Implementation of self-tuning control for turbine generators

Abstract

This thesis documents the work that has been done towards the development of a 'practical' self-tuning controller for turbine generator plant. It has been shown by simulation studies and practical investigations using a micro-alternator system that a significant enhancement in the overall performance in terms of control and stability can be achieved by improving the primary controls of a turbine generator using self-tuning control. The self-tuning AVR is based on the Generalised Predictive Control strategy. The design of the controller has been done using standard off-the-shelf microprocessor hardware and structured software design techniques. The proposed design is thus flexible, cost-effective, and readily applicable to 'real' generating plant. Several practical issues have been tackled during the design of the self-tuning controller and techniques to improve the robustness of the measurement system, controller, and parameter estimator have been proposed and evaluated. A simple and robust measurement system for plant variables based on software techniques has been developed and its suitability for use in the self-tuning controller has been practically verified.

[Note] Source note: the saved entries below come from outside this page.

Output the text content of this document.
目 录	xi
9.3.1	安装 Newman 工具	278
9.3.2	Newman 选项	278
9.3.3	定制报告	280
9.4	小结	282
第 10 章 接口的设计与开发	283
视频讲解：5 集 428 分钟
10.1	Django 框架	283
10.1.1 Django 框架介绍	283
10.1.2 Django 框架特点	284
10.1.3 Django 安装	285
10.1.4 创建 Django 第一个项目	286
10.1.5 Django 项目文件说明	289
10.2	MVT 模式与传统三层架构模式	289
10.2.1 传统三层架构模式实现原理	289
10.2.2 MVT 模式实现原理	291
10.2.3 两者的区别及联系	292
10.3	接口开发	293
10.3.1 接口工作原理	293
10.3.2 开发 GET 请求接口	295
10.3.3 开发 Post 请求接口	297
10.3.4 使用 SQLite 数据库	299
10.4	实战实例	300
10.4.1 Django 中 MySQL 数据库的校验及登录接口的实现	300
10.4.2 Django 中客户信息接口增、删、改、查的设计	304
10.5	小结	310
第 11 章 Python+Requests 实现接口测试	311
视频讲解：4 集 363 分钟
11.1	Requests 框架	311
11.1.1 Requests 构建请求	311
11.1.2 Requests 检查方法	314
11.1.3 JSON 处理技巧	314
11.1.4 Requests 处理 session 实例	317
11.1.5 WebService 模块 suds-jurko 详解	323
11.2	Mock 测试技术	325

The convergence, adaptability, and robustness aspects of the parameter estimator have been evaluated and shown to be suitable for long-term operation in 'real' self-tuning controllers. The self-tuning AVR has been extensively evaluated under normal and fault conditions of the turbine generator. It has been shown that this new controller is superior in performance when compared with a conventional lag-lead type of fixed-parameter digital AVR. The use of electrical power as a supplementary feedback signal in the new AVR is shown to further improve the dynamic stability of the system. The self-tuning AVR has been extended to a multivariable integrated self-tuning controller which combines the AVR and EHG functions. The flexibility of the new AVR to enable its expansion for more complex control applications has thus been demonstrated. Simple techniques to incorporate constraints on control inputs without upsetting the loop decoupling property of the multivariable controller have been proposed and evaluated. It is shown that a further improvement in control performance and stability can be achieved by the integrated controller.